Il patentino per cani potrebbe salvare delle vite - QdS

Il patentino per cani potrebbe salvare delle vite

Gaetano Piccione

Il patentino per cani potrebbe salvare delle vite

martedì 13 Settembre 2016 - 03:00
Il patentino per cani potrebbe salvare delle vite

Dopo la tragedia di Mascalucia, sorgono dubbi sul possesso e l’educazione di determinate razze. L’esperto: ”Questo per assicurare competenza nell’istruzione dell’animale”

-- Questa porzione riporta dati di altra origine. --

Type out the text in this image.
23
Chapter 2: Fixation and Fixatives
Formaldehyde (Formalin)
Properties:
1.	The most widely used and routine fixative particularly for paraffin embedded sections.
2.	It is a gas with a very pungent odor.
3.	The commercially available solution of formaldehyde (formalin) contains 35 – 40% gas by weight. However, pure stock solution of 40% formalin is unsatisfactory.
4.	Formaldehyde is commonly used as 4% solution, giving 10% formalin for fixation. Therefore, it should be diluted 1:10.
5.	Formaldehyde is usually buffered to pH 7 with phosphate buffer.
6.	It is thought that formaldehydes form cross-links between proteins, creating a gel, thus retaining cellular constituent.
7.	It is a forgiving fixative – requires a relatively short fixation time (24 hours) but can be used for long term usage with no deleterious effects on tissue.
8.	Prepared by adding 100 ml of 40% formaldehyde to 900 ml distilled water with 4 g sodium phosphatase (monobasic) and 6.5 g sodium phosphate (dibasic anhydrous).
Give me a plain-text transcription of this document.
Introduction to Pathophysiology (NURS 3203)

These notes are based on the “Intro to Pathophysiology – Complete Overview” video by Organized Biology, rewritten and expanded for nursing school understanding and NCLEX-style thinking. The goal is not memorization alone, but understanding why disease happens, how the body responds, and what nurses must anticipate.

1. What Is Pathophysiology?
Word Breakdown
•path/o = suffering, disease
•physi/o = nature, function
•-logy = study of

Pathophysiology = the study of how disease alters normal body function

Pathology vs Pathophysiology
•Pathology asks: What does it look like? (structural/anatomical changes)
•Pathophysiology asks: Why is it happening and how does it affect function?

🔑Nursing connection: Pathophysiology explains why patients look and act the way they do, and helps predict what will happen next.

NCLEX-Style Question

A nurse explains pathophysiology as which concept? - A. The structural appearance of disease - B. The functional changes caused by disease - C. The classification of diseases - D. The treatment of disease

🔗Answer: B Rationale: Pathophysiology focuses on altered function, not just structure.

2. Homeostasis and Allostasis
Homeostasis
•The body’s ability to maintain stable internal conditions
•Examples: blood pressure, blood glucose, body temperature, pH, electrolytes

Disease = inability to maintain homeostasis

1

MASCALUCIA (CT) – Razze canine: malcostume, negligenza o semplice amore per gli animali? Una domanda che attanaglia l’intero Paese dopo la morte del piccolo Giorgio, azzannato dai cani di famiglia. A prendere parte al dibattito pubblico è il Codacons che interviene sulla vicenda.
“Sono assolutamente indifferenti le dinamiche che hanno causato l’aggressione, perché è indubbio che esistano razze di cani potenzialmente pericolosi per l’ uomo – afferma il segretario nazionale Francesco Tanasi – indipendentemente dall’educazione che si dà al proprio animale, è universalmente riconosciuto che esistono razze, come i pitbull o i rottweiler, che per le loro caratteristiche (potenza, robustezza, dentatura) possono provocare ferite letali in caso di morsicatura”.
“Per tale motivo – prosegue – da anni chiediamo un patentino obbligatorio per chi possiede cani particolarmente potenti e potenzialmente pericolosi. Il morso di un volpino, infatti, non causa certo le stesse ferite del morso di un dogo argentino. L’aver eliminato la lista delle 17 razze di cani a rischio, voluta dall’ ex ministro Sirchia, ha di fatto cancellato qualsiasi obbligo per i loro proprietari. Ci chiediamo quanti altri bambini debbano morire prima che le istituzioni ci diano finalmente ascolto”.
Per capire meglio il complesso mondo delle razze canine abbiamo rivolto qualche domanda a Giovanni Luca Caliò, veterinario operante a Vittoria (Rg), con master post specializzazione in ‘medicina comportamentale del cane e del gatto e gestione del randagismo’.
“Esistono cani pericolosi per antonomasia? Il riferimento è rivolto alle razze selezionate per il combattimento”.
“Pur ricordando che il cane appartiene ad una specie predatrice, posso tranquillamente affermare che non esistono razze canine pericolose per antonomasia. Esistono razze che sono state sottoposte a selezione per affinare determinate caratteristiche quali la ricerca, la caccia, la guardia e la difesa, sfruttando le predisposizioni già codificate nel DNA delle singole razze. Quindi è logico che ci siano razze canine più portate a divenire cani da guardia o cani da difesa, ma rifiuto categoricamente il concetto di razze canine pericolose”.
“Quanto ritiene utile l’introduzione di uno specifico patentino per il possesso di alcune razze?”
“Sarebbe molto utile, come già si fa in altre nazioni europee, prevedere una sorta di attestato per quei proprietari che vogliano acquistare un soggetto appartenente a determinate razze. Questo allo scopo di assicurare un minimo di competenza in materia di educazione comportamentale del cane a chi predilige razze di taglia grande o razze selezionate per scopi potenzialmente pericolosi quali guardia e difesa”.
Ancora una volta, dunque, si evince come la responsabilità non è mai del cane ma ricade interamente sull’essere umano, che non riesce a controllare ciò che ha generato.
Poi vi è la questione di certi malcostumi consolidati e diffusi un po’ ovunque in Italia. Quante volte abbiamo visto dei padroncini maleducati che, nelle aree a verde urbano o sulle spiagge, si sentono liberi di far correre i loro cani, spesso molossi, senza guinzaglio e museruola?
E’ giusto che un cane più alto di una bambina debba poterle arrivare alle spalle (spaventandola a morte), senza che nessuno possa impedirlo? Deve scapparci per forza la fatalità? Dove sono le sanzioni? E i controlli dei Vigili? Qualche sindaco, anche in Sicilia, comincia a pensare alle aree di sgambamento, spazi riservati in cui far giocare gli amici a 4 zampe: un luoghi di civiltà e rispetto per animali e persone.